Nazhah Khawajah shares her experiences navigating the Chicago school system as a young adult and finding fulfillment in her career, as well as in her personal life. Her story is one of risk-taking, intuition, and self-advocacy.
“I was born in Chicago, Illinois, right here in the city. I remember a lot of play. We are a family of four, so I have three other siblings, and we spent a lot of time outside and we spent a lot of time with kids on the block, kids from the same building. I remember creating and kind of coming up with our own games; every day we wanted to try something new. I remember a lot of that creative thinking and kind of trying to have fun as a child.
I went to school at Kilmer first, and then Stone Academy. Seventh grade is when you start to apply to different schools, and I had just applied to my neighborhood schools because I didn’t know the system and I didn’t know that there was an option of actually applying to these different magnet high schools or academies. So, when I turned in my applications we needed references from teachers or we needed teachers to write a little blurb about who we are, how we do, and what they think of us as students. I remember going to my social studies teacher, Mrs. Coney, and she asked me where I was applying and I told her and she was the one who was like, “you have other options, and you should try because your grades are high enough, and why not venture out a little bit?”

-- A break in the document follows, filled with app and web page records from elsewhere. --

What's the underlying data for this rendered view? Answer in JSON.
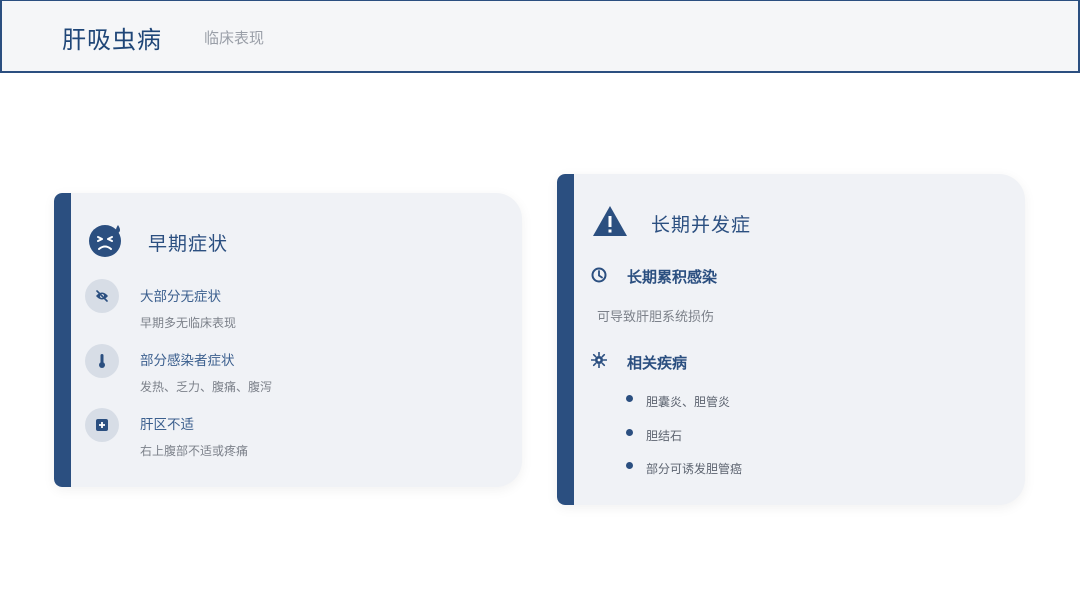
{
  "header": {
    "title": "肝吸虫病",
    "subtitle": "临床表现"
  },
  "early": {
    "title": "早期症状",
    "icon": "sick-face-icon",
    "items": [
      {
        "icon": "eye-slash-icon",
        "title": "大部分无症状",
        "desc": "早期多无临床表现"
      },
      {
        "icon": "thermometer-icon",
        "title": "部分感染者症状",
        "desc": "发热、乏力、腹痛、腹泻"
      },
      {
        "icon": "medical-plus-icon",
        "title": "肝区不适",
        "desc": "右上腹部不适或疼痛"
      }
    ]
  },
  "longterm": {
    "title": "长期并发症",
    "icon": "warning-triangle-icon",
    "chronic": {
      "icon": "clock-icon",
      "title": "长期累积感染",
      "desc": "可导致肝胆系统损伤"
    },
    "related": {
      "icon": "virus-icon",
      "title": "相关疾病",
      "items": [
        "胆囊炎、胆管炎",
        "胆结石",
        "部分可诱发胆管癌"
      ]
    }
  },
  "colors": {
    "primary": "#2b4f80",
    "card_bg": "#f0f2f6",
    "header_bg": "#f5f6f8"
  }
}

I talked to my mom about it and she was pretty nervous; the teacher had given me a list of a couple other schools that I should look into. I showed it to my mom and kind of told her where [the schools] were located, and she was pretty nervous about me having to take public transportation to high school at such a young age. But in the end, she said, “let’s just apply, let’s just put in the application and see what happens.” So, after my initial applications, I did put in an application for Whitney Young, for Northside College Prep, and for some other different high schools. Whitney Young was definitely my first choice, and so getting that acceptance letter just meant everything at the time.
The foundation of Whitney Young…it’s important to understand the history and why this school was built. It was built for the community that was not being addressed—the community that was being purposefully ignored. The location is key too, for Whitney Young. So, understanding that history and understanding the integrity of the purpose for opening up the school for gifted kids who otherwise would be rejected or ignored because of certain demographics. That just spoke volumes to me—and it still does.
At the end of my high school career, everyone was just like, what are you going to do? How are you going to make money?! How are you going to make money?! Right? Like, that’s important! And I’m like, what? I’m just going to get a job, but it’s like: no, you don’t need a job you need a profession! What’s your profession going to be? You know family members, uncles, aunts…every time they see you, they’re just like what profession have you thought of? And I’m like, I don’t know I just want something respectable and I want to be making an okay amount of money. My uncle suggested accounting: he was like, well accountants make a lot of money and it’s a office kind of job where you’re not doing crazy things, and I was good with numbers so I was like okay. It sparked interest enough for me to apply to DePaul’s College of Commerce and I was accepted to their Expedited Accounting program.
It’s interesting to understand how much you are able to do when you are put into a situation. I would never have believed that I could be a mother and working, or you know, still trying to keep my individual identity present. And it’s a struggle sometimes. It’s a struggle to keep a balance of all of those things that make you who you are but parenting just gives you this patience and faith in yourself that you would never have believed existed within you.
I would say do you. Do you the way you want: don’t listen to anyone else, do not listen to other people and what they want you to do. Be respectful of your community. Be respectful to yourself first and foremost. Have integrity, be honest, be good, and do you.”